In its monetary operations, the Reserve Bank uses multiple instruments to ensure that appropriate liquidity is maintained in the system so that all legitimate requirements of credit are met, consistent with the objective of price stability. Towards this end, the Bank pursues a policy of active management of liquidity through OMO including LAF, MSS and CRR, and using the policy instruments at its disposal flexibly, as and when the situation warrants.

Way Ahead

Conduct of monetary policy is complex. It has not only to be forward looking but also to grapple with uncertain future. Additional complexities arise in the case of an emerging market like India, which is transiting from a relatively closed to a progressively open economy.
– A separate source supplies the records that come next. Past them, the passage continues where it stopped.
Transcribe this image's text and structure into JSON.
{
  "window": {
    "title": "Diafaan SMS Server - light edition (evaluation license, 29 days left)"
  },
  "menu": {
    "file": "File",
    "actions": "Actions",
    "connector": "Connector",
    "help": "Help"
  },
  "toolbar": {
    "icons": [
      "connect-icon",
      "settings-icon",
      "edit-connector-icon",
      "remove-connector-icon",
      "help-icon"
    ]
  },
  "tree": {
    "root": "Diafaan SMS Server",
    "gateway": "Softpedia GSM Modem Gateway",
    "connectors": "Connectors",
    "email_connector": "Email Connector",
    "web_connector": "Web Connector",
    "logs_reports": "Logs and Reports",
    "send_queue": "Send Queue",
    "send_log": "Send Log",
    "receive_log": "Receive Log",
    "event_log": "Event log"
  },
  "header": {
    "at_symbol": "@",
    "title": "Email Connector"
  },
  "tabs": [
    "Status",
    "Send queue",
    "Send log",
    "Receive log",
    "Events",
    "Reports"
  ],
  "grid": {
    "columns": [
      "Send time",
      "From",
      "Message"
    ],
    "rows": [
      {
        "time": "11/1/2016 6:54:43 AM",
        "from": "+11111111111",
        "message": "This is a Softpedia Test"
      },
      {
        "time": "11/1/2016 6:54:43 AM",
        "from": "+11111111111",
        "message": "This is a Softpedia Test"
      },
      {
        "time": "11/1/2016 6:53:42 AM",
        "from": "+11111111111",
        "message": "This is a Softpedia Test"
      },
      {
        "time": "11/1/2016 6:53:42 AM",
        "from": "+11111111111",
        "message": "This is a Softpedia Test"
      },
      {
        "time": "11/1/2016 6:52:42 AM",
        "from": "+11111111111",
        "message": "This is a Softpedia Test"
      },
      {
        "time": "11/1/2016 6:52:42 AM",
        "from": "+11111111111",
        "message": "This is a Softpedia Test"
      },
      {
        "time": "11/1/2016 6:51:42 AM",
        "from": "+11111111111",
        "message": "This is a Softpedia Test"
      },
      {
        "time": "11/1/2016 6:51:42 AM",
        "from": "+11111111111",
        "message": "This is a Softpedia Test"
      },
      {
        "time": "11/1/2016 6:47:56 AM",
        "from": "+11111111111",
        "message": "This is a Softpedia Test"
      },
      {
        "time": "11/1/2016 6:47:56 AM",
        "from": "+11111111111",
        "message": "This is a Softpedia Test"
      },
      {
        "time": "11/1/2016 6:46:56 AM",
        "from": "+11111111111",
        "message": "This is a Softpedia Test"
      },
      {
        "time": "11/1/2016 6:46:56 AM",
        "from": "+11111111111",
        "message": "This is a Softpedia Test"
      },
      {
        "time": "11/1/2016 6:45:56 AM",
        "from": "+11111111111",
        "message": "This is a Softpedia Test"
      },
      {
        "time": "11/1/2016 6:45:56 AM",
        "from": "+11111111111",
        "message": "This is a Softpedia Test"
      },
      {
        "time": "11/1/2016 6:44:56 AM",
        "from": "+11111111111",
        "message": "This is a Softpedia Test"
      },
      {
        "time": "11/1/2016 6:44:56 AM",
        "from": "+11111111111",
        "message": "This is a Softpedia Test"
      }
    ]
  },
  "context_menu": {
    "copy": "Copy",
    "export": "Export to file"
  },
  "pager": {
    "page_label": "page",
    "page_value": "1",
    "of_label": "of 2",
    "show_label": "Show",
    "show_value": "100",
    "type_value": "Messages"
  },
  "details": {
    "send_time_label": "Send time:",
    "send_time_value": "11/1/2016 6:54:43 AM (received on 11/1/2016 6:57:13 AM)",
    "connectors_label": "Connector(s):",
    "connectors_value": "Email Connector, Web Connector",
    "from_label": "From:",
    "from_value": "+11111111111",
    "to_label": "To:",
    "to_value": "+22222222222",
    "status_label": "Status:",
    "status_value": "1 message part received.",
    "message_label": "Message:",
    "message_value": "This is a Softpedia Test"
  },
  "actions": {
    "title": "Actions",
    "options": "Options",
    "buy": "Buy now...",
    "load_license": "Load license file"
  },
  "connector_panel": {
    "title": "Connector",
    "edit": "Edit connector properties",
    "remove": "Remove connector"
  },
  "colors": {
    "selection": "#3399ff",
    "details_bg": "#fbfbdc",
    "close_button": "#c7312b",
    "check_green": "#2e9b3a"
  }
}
In an environment of increasing capital flows, narrowing cross-border interest rate differentials and surplus liquidity conditions, exchange rate movement tends to have linkages with interest rate movements. The challenge of a monetary authority is to balance the various choices into a coherent whole and to formulate a policy as an art of the possible.

Let me now conclude by wishing this Conference all success.


* Presidential Address by Dr. Y.V. Reddy, Governor, Reserve Bank of India circulated in the Annual Conference of Andhra Pradesh Economic Association, on February 12, 2005 at Visakhapatnam.